Creativity is a facet of humanity that can be expressed in a multitude of venues. Some people make music, others make sculptures; Rebecca Schweiger, founder and director of The Art Studio NY, found her creative spark through painting and instilling the idea that everyone has an artist within themselves waiting to be found.
The Art Studio found its humble beginnings in Schweiger’s Upper West Side apartment. Because of the popularity of her free-spirited lessons for all ages and levels, she was able to nurture her vision into a nationally acclaimed program.
Schweiger now teaches out of the basement of the same building, at 145 W. 96th St., in two large studios where she and her staff hold about 60 classes a week.
Originally trained as a painter, Schweiger studied at Boston University, where she was instructed in classical styles of painting. After college, she became an exhibited painter and her work was featured in galleries across the world.
While she enjoyed her work, she felt that the happiness art gave her could help other people.
“I felt that the joy and the meaning that I derived out of painting was one that I really wanted to share with every type of person,” Schweiger said.
She soon found herself instructing an art class at a senior citizens’ home, where the focus of the class was tapping into one’s creativity and self-expression.
“It literally was miraculous, within an hour and a half, how much these people changed,” she said. “The class had them smiling and laughing. I thought that there was something way deeper going on.”
The classes blossomed into the idea that art is an “elixir to life.” Schweiger thought she could teach people to begin “tapping into their own self-expression, their own essence and their own unique spirit.”
After working in Israel for a year teaching similar classes, Schweiger moved to New York City in 2000. In 2003, she opened The Art Studio NY.
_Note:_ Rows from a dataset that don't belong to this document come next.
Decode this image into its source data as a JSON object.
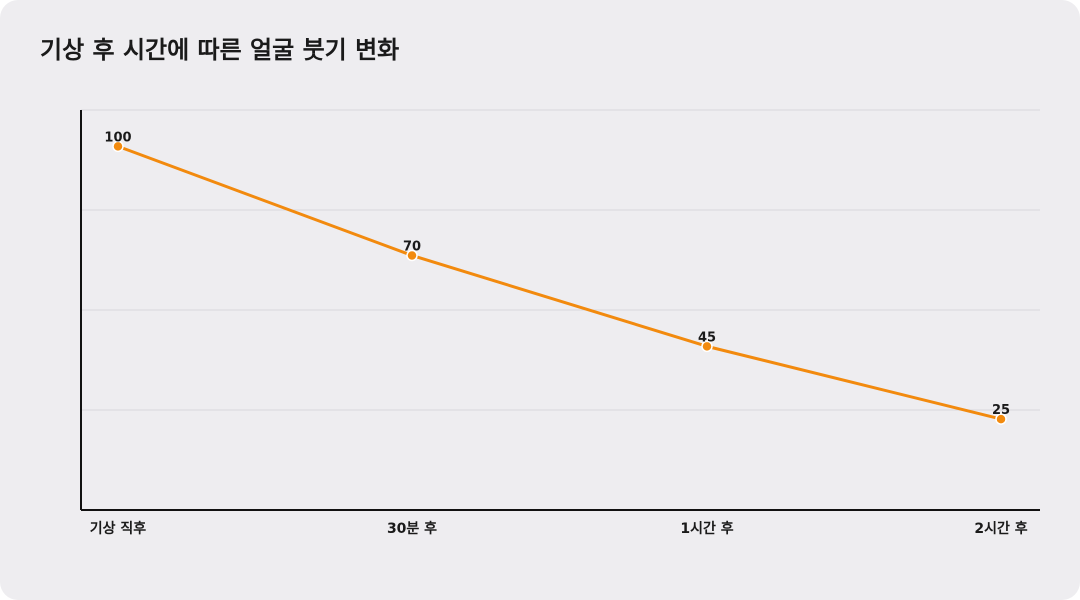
{
  "chart_data": {
    "type": "line",
    "title": "기상 후 시간에 따른 얼굴 붓기 변화",
    "categories": [
      "기상 직후",
      "30분 후",
      "1시간 후",
      "2시간 후"
    ],
    "series": [
      {
        "values": [
          100,
          70,
          45,
          25
        ]
      }
    ],
    "ylim": [
      0,
      110
    ],
    "grid": true,
    "legend": "none",
    "colors": {
      "line": "#f28a0e",
      "point": "#f28a0e",
      "grid": "#d8d7dc",
      "axis": "#111111"
    }
  }
}
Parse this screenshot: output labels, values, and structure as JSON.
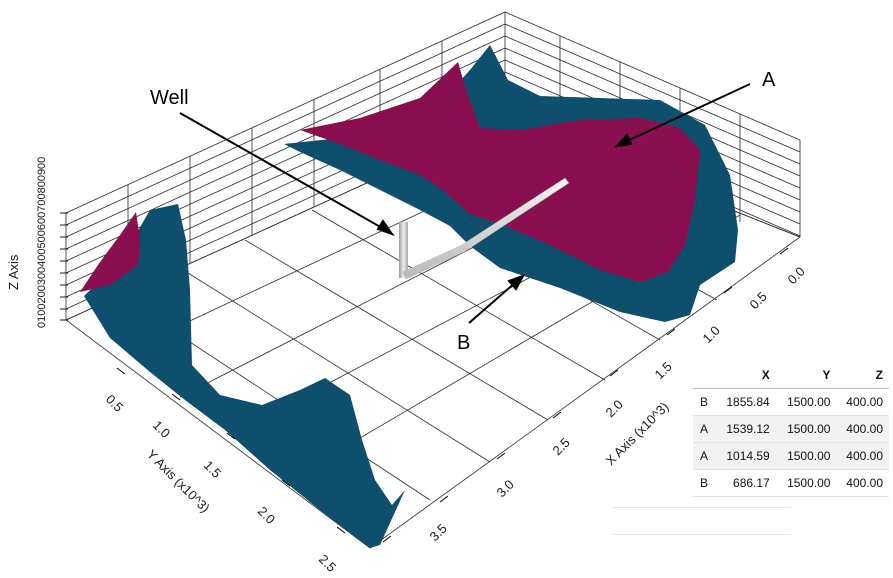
{
  "annotations": {
    "well": "Well",
    "a": "A",
    "b": "B"
  },
  "axes": {
    "z_title": "Z Axis",
    "z_ticks_text": "0100200300400500600700800900",
    "x_title": "X Axis (x10^3)",
    "x_ticks": [
      "0.0",
      "0.5",
      "1.0",
      "1.5",
      "2.0",
      "2.5",
      "3.0",
      "3.5"
    ],
    "y_title": "Y Axis (x10^3)",
    "y_ticks": [
      "0.5",
      "1.0",
      "1.5",
      "2.0",
      "2.5"
    ]
  },
  "colors": {
    "surface_a": "#8a0f4e",
    "surface_b": "#0f4f6e",
    "well": "#cfcfcf",
    "grid": "#2a2a2a"
  },
  "table": {
    "headers": [
      "",
      "X",
      "Y",
      "Z"
    ],
    "rows": [
      {
        "label": "B",
        "x": "1855.84",
        "y": "1500.00",
        "z": "400.00"
      },
      {
        "label": "A",
        "x": "1539.12",
        "y": "1500.00",
        "z": "400.00"
      },
      {
        "label": "A",
        "x": "1014.59",
        "y": "1500.00",
        "z": "400.00"
      },
      {
        "label": "B",
        "x": "686.17",
        "y": "1500.00",
        "z": "400.00"
      }
    ]
  }
}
What started as two classes of five students being taught in her bedroom, which she converted into an art studio, quickly grew into a business that has a staff of 15 artists, instructors, graphic designers and administrators.
The studio’s central focus is always to release stress through self-expression. Beyond that, Schweiger has made sure there is a class available for all skill levels.
“We are always adding new classes based on what our students’ interests are,” said Schweiger. “If two students say, ‘I wish you had a calligraphy class,’ we will add it.”
She will soon offer a class with a mix of meditation, yoga and art.
There are also a multitude of traditional classes for young children in the afternoon after school, as well as adult classes for those who wish to unwind after work.
Classes are generally between 10 and 11 people. While the size of the classes remains constant, the length of time varies for each. Some classes will go for several weeks and others will go week-to-week. An example of this is a four-week program where students will learn to make a painting from scratch—literally. Schweiger will lead students through the process of creating a canvas and the intricacies of painting upon the canvas they created.
The Art Studio NY has traveled a long road to get to where it is today, but its ride is filled with interesting stories and occurrences, including when E!’s “Kim and Kourtney Take New York” came to Schweiger’s studio for an episode to get their paint on.
The studio now offers classes at the Metropolitan Museum of Art and in Central Park. Students even have the chance to go abroad on retreat trips, visiting places such as Italy and Costa Rica.
Schweiger likes to think of her method as “almost like giving people their wings to fly.”